Reality: Companies of all Sizes Across all Industries Have Vulnerabilities
Gartner predicts that by the end of 2018, there will be twice as many employee-owned devices than company-owned devices used for work. Last year, businesses alone had more than three billion connections with IoT – introducing myriad risks. Aside from the sheer growth of technology and increased entry points for breaches, malicious cyber actors have also shifted their focus. Increasingly, as recent ransomware attacks have demonstrated, attackers are exploiting vulnerabilities with the specific aim of disruption – as well as financial gain. For example, ransomware demanding a few hundred dollars from users is designed to wreak havoc, not necessarily extract the highest payments possible.

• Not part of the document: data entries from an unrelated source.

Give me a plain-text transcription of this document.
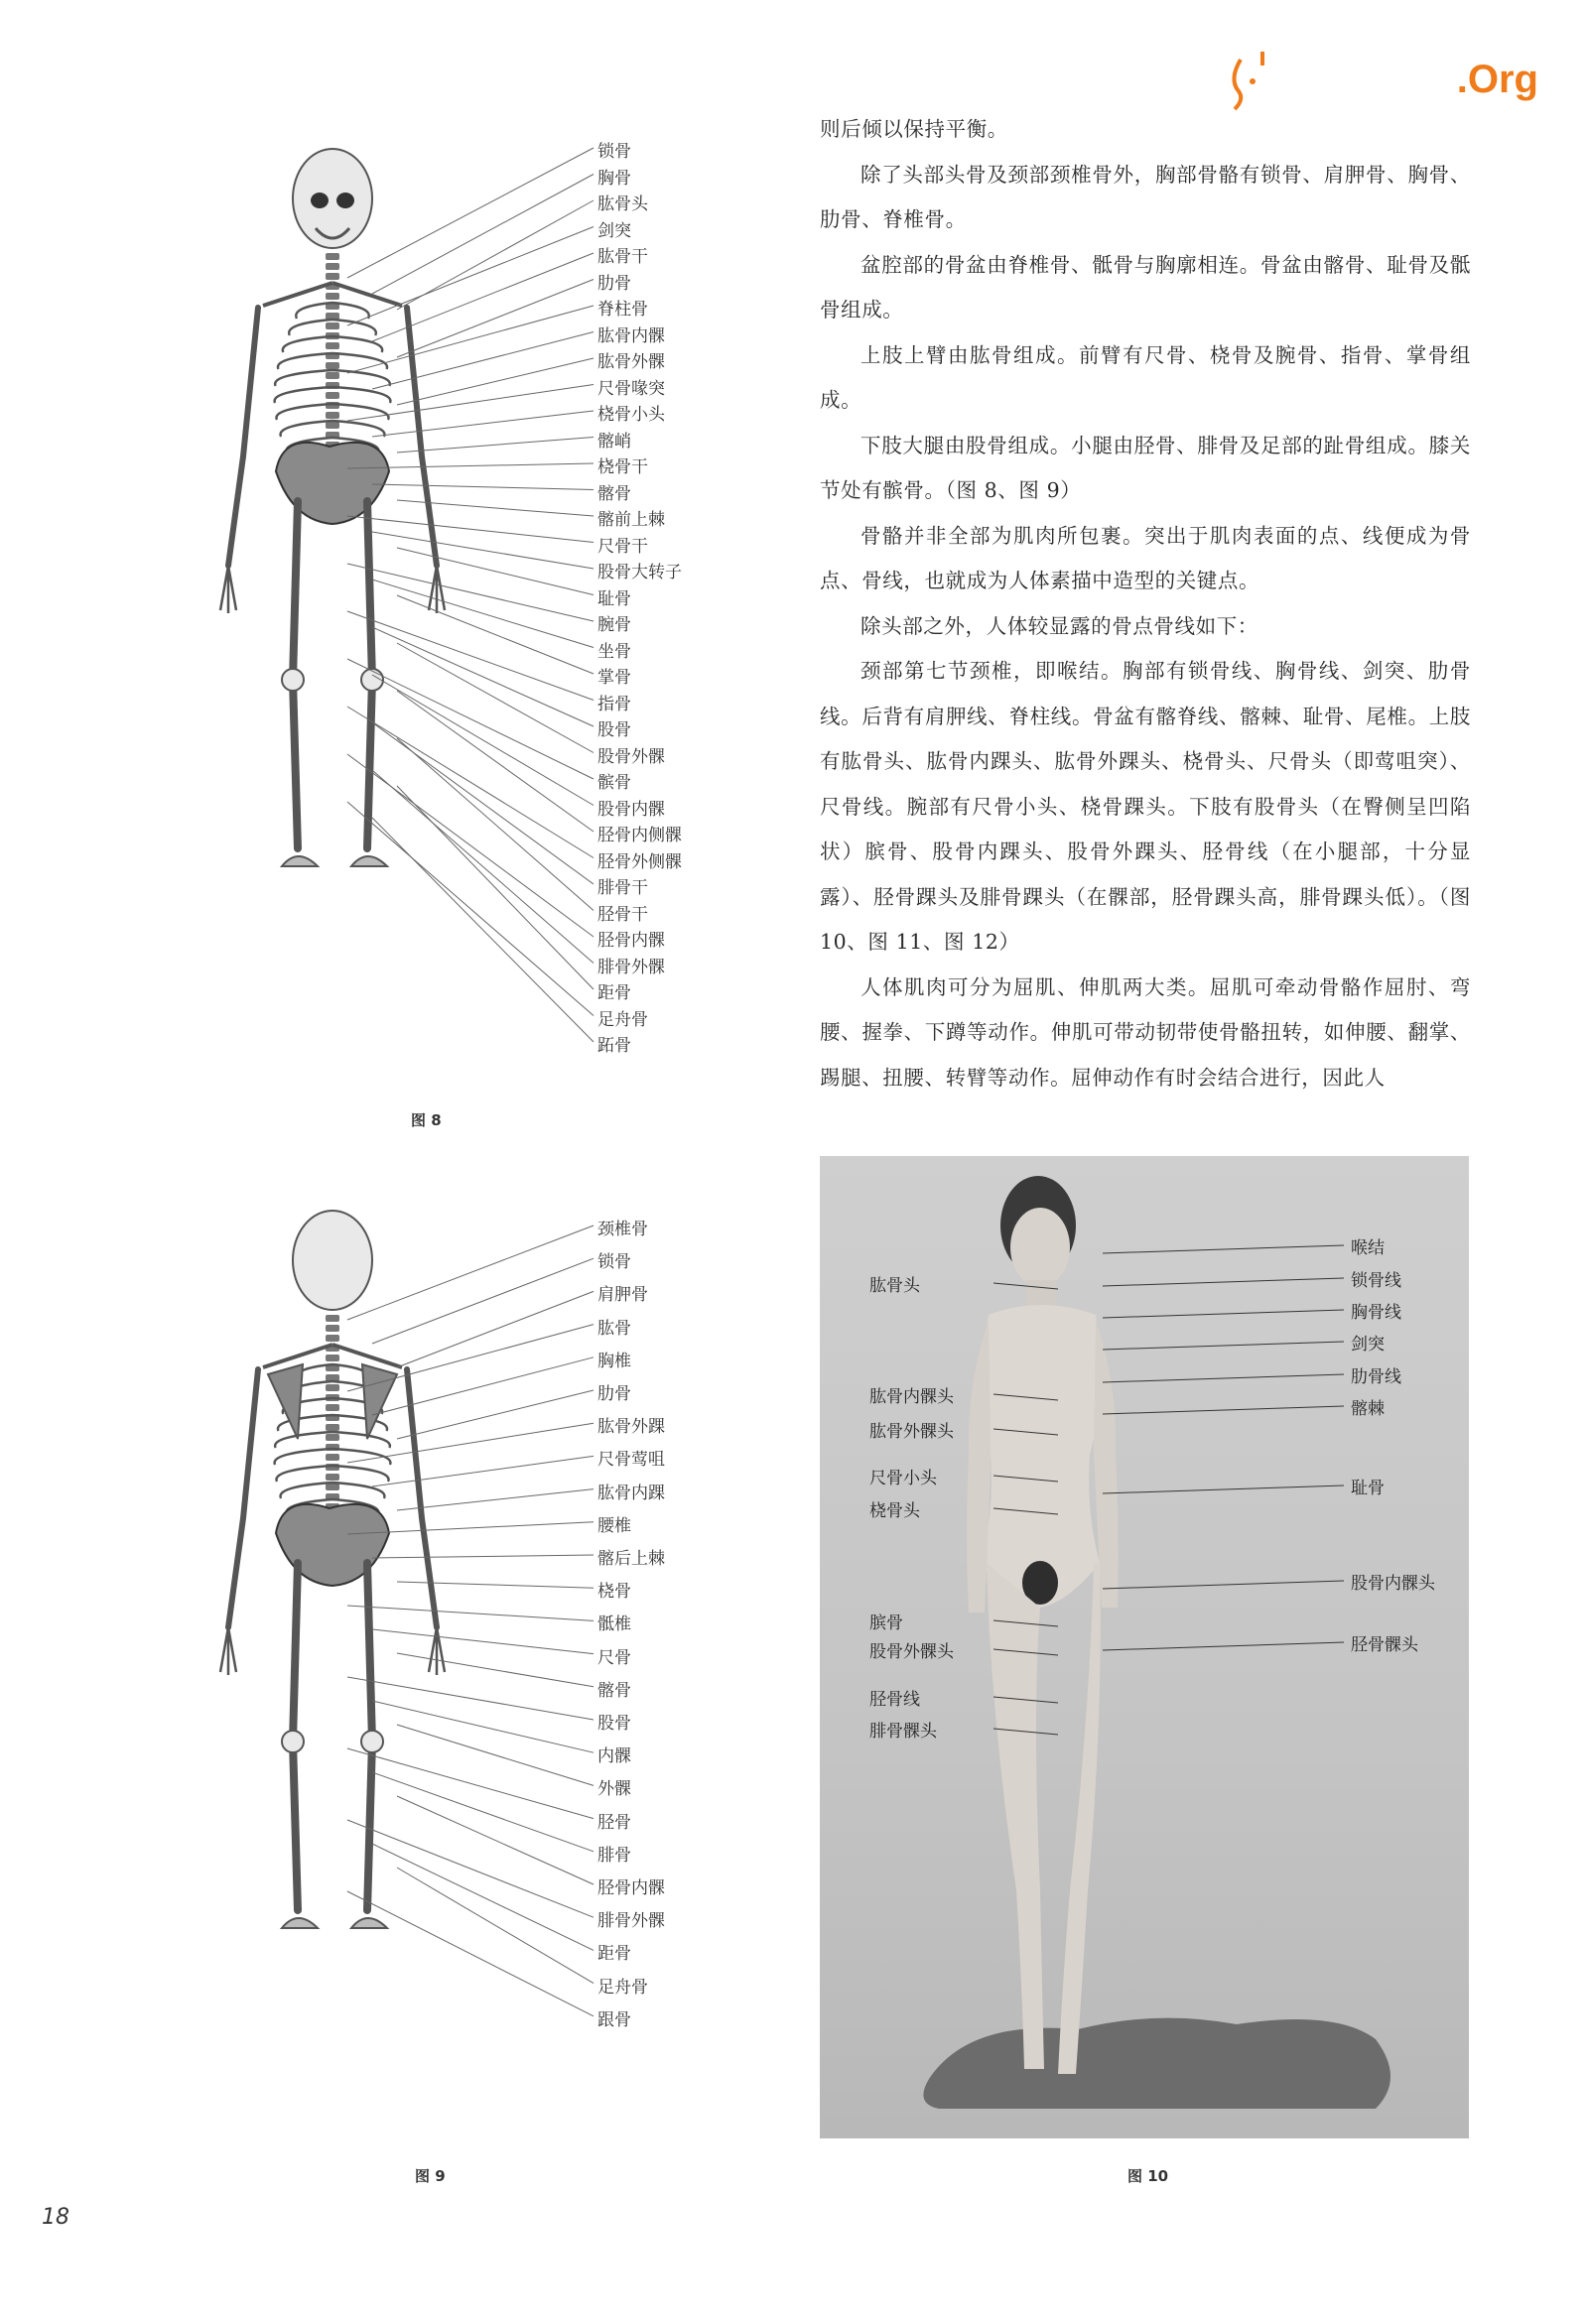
.Org

则后倾以保持平衡。

除了头部头骨及颈部颈椎骨外，胸部骨骼有锁骨、肩胛骨、胸骨、肋骨、脊椎骨。

盆腔部的骨盆由脊椎骨、骶骨与胸廓相连。骨盆由髂骨、耻骨及骶骨组成。

上肢上臂由肱骨组成。前臂有尺骨、桡骨及腕骨、指骨、掌骨组成。

下肢大腿由股骨组成。小腿由胫骨、腓骨及足部的趾骨组成。膝关节处有髌骨。（图 8、图 9）

骨骼并非全部为肌肉所包裹。突出于肌肉表面的点、线便成为骨点、骨线，也就成为人体素描中造型的关键点。

除头部之外，人体较显露的骨点骨线如下：

颈部第七节颈椎，即喉结。胸部有锁骨线、胸骨线、剑突、肋骨线。后背有肩胛线、脊柱线。骨盆有髂脊线、髂棘、耻骨、尾椎。上肢有肱骨头、肱骨内踝头、肱骨外踝头、桡骨头、尺骨头（即莺咀突）、尺骨线。腕部有尺骨小头、桡骨踝头。下肢有股骨头（在臀侧呈凹陷状）膑骨、股骨内踝头、股骨外踝头、胫骨线（在小腿部，十分显露）、胫骨踝头及腓骨踝头（在髁部，胫骨踝头高，腓骨踝头低）。（图 10、图 11、图 12）

人体肌肉可分为屈肌、伸肌两大类。屈肌可牵动骨骼作屈肘、弯腰、握拳、下蹲等动作。伸肌可带动韧带使骨骼扭转，如伸腰、翻掌、踢腿、扭腰、转臂等动作。屈伸动作有时会结合进行，因此人

锁骨
胸骨
肱骨头
剑突
肱骨干
肋骨
脊柱骨
肱骨内髁
肱骨外髁
尺骨喙突
桡骨小头
髂峭
桡骨干
髂骨
髂前上棘
尺骨干
股骨大转子
耻骨
腕骨
坐骨
掌骨
指骨
股骨
股骨外髁
髌骨
股骨内髁
胫骨内侧髁
胫骨外侧髁
腓骨干
胫骨干
胫骨内髁
腓骨外髁
距骨
足舟骨
跖骨
图 8
颈椎骨
锁骨
肩胛骨
肱骨
胸椎
肋骨
肱骨外踝
尺骨莺咀
肱骨内踝
腰椎
髂后上棘
桡骨
骶椎
尺骨
髂骨
股骨
内髁
外髁
胫骨
腓骨
胫骨内髁
腓骨外髁
距骨
足舟骨
跟骨
图 9
肱骨头
肱骨内髁头
肱骨外髁头
尺骨小头
桡骨头
膑骨
股骨外髁头
胫骨线
腓骨髁头
喉结
锁骨线
胸骨线
剑突
肋骨线
髂棘
耻骨
股骨内髁头
胫骨髁头
图 10
18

Every organization – regardless of size or industry – should be thinking about their specific exposures to cyber risk and putting a proactive plan in place to improve their overall resilience.

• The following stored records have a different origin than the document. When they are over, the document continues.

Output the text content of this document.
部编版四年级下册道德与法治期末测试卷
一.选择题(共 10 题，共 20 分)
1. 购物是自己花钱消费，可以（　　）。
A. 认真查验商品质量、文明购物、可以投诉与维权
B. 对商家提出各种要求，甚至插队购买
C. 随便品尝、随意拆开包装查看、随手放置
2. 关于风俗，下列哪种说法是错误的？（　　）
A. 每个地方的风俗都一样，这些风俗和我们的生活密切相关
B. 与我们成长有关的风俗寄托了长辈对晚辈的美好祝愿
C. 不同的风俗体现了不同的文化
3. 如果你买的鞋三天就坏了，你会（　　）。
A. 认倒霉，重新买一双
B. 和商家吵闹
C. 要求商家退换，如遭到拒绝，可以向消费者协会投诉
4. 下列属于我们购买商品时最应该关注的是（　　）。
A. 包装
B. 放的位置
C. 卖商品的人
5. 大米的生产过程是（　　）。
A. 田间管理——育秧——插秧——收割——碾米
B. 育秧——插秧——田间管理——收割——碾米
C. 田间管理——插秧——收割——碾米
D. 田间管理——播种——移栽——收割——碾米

Myth 5: Companies Can Outsource a Function Along with the Responsibility and Risk
Companies of all sizes outsource regulated processes, such as their handling of payment card industry (PCI) transactions. The rationale is that the process of evaluating and verifying compliance is expensive and does not make economic sense, especially if the company is not handling a vast amount of transactions. When an organization outsources a function in this way, it often has the misperception that the responsibility for compliance is also outsourced to the third party.
Reality: Companies Ultimately Own the Risk
Even when outsourcing transactions and management of any regulated data, a company is still responsible for that data in the event of a cyber attack. In the case of PCI, the company that processed the credit card will be responsible for ensuring proper practices are in place to protect the data collected in the transaction. This ownership is true even if the responsibility for the breach lies with someone in the call center of the third-party that processes all of the company’s credit card transactions. In many cases, that third party may also be outsourcing part or all of a function to a “fourth party.” This scenario is just one example that demonstrates the need for organizations that outsource any functions to implement effective third-party risk due diligence processes to ensure all their vendors are compliant.
Cyber is evolving rapidly, so identifying where the risk lies can be a moving target. That’s why companies must remain vigilant. By separating the myths from the realities, companies can be in a better position to mount an effective defense against cyber threats.